Photo Courtesy of Ed Reed/Mayoral Photography Office
Mayor de Blasio has announced a set of new citywide zoning actions.
By Forum Staff
Mayor Bill de Blasio on Tuesday announced a set of new citywide zoning actions to bring more grocery stores to local communities, improve accessibility, and support a range of small businesses across the city. These changes will each start public review this spring and remain on track to be adopted by the end of this year, Hizzoner noted.
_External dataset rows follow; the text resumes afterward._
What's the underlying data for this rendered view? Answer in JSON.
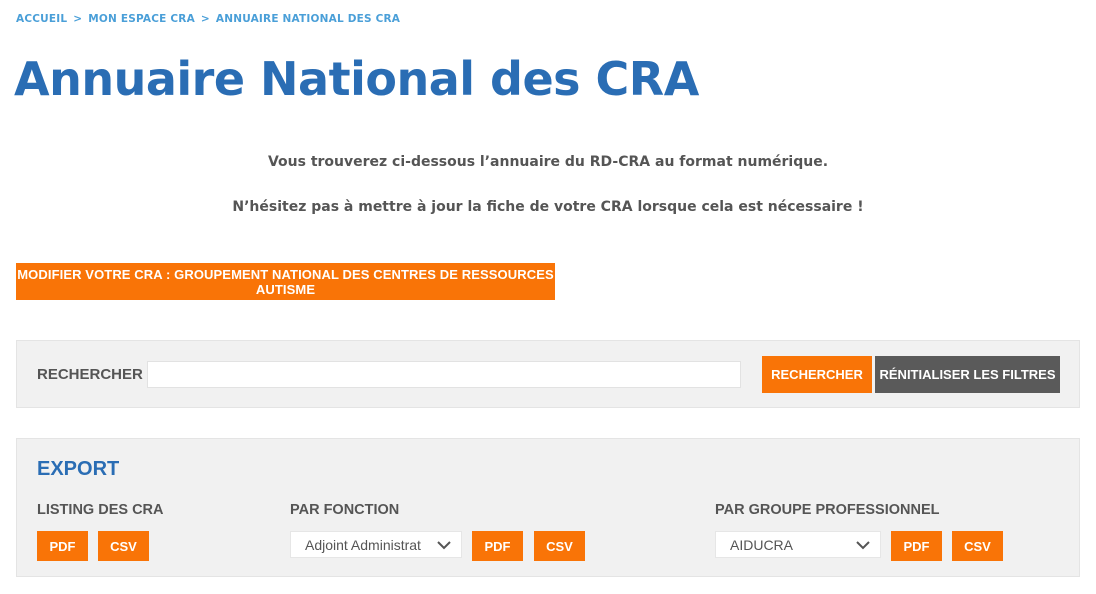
{
  "breadcrumb": {
    "items": [
      "ACCUEIL",
      "MON ESPACE CRA",
      "ANNUAIRE NATIONAL DES CRA"
    ],
    "separator": ">"
  },
  "page": {
    "title": "Annuaire National des CRA",
    "intro_line1": "Vous trouverez ci-dessous l’annuaire du RD-CRA au format numérique.",
    "intro_line2": "N’hésitez pas à mettre à jour la fiche de votre CRA lorsque cela est nécessaire !"
  },
  "modify_button": {
    "label": "MODIFIER VOTRE CRA : GROUPEMENT NATIONAL DES CENTRES DE RESSOURCES AUTISME"
  },
  "search": {
    "label": "RECHERCHER",
    "value": "",
    "button": "RECHERCHER",
    "reset_button": "RÉNITIALISER LES FILTRES"
  },
  "export": {
    "title": "EXPORT",
    "listing": {
      "label": "LISTING DES CRA",
      "pdf": "PDF",
      "csv": "CSV"
    },
    "fonction": {
      "label": "PAR FONCTION",
      "selected": "Adjoint Administrat",
      "pdf": "PDF",
      "csv": "CSV"
    },
    "groupe": {
      "label": "PAR GROUPE PROFESSIONNEL",
      "selected": "AIDUCRA",
      "pdf": "PDF",
      "csv": "CSV"
    }
  },
  "colors": {
    "accent_orange": "#f97407",
    "title_blue": "#2a6db4",
    "breadcrumb_blue": "#4a9fd8",
    "grey_button": "#5a5a5a",
    "panel_bg": "#f1f1f1"
  },
  "icons": {
    "select_arrow": "chevron-down-icon"
  }
}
The coming new citywide text amendment proposals are:
In partnership with the City Council, the Department of City Planning will seek to expand the existing Food Retail Expansion to Support Health (FRESH) program, which offers zoning incentives and financial benefits to encourage the creation of convenient, accessible stores that provide fresh fruit, meats and vegetables, and other perishable goods in addition to a full range of grocery products.
The new FRESH proposal aims to bring the program to 11 more community districts – in addition to 19 districts currently in the program – including:
- Queens Community Districts 1, 3, 4 and 14
- Bronx Community Districts 8 and 9
- Brooklyn Community Districts 1, 2, 12 and 13
- Staten Island Community District 1
Elevate Transit: Zoning for Accessibility Text Amendment
In collaboration with the MTA, City Council, and advocates, the City will expand and improve zoning rules that allow the MTA to leverage private development to add elevators or other station access to New York City Transit, Staten Island Railway, Long Island Rail Road, and Metro-North stations in the city. For example, less than 30 percent of the 493 NYCT subway and SIR stations in New York City are wheelchair accessible.
The proposal would require property owners of developments near stations to proactively work with the MTA to provide station access easements. The proposal will also expand zoning incentives for developments in high-density districts to construct station improvements that advance accessibility.
Every elevator and accessible entrance and platform is an invaluable improvement for individuals with physical disabilities, parents with young children who use strollers, seniors, and indeed all New Yorkers and visitors to the city.
Health and Fitness Text Amendment
Based on outmoded zoning regulations that date to the 1970s, exercise gyms, licensed massage therapy, martial arts studios, and spas, among other health-related businesses, are required to obtain special permission from the City’s Board of Standards and Appeals to open. The process for obtaining a permit is extremely costly, often adding six months and at least $50,000 in additional startup costs to open a gym. This creates a high barrier for small and independent businesses and is likely to slow the economic recovery of a sector that has been significantly impacted by the pandemic.
Because health and fitness facilities offer valued and beneficial amenities to communities, the City is working to allow these businesses to open “as of right,” or without first seeking special permission. This text amendment acknowledges the need for health and fitness facilities by removing unnecessary barriers for these small businesses.
New York City’s Open Restaurants program, which has more than 11,000 participants across the five boroughs, has re-energized the city streetscape and saved an estimated 100,000 jobs, according to the administration. The City will secure the future of outdoor dining by reviewing and removing zoning limitations that may hinder efforts to make the program permanent.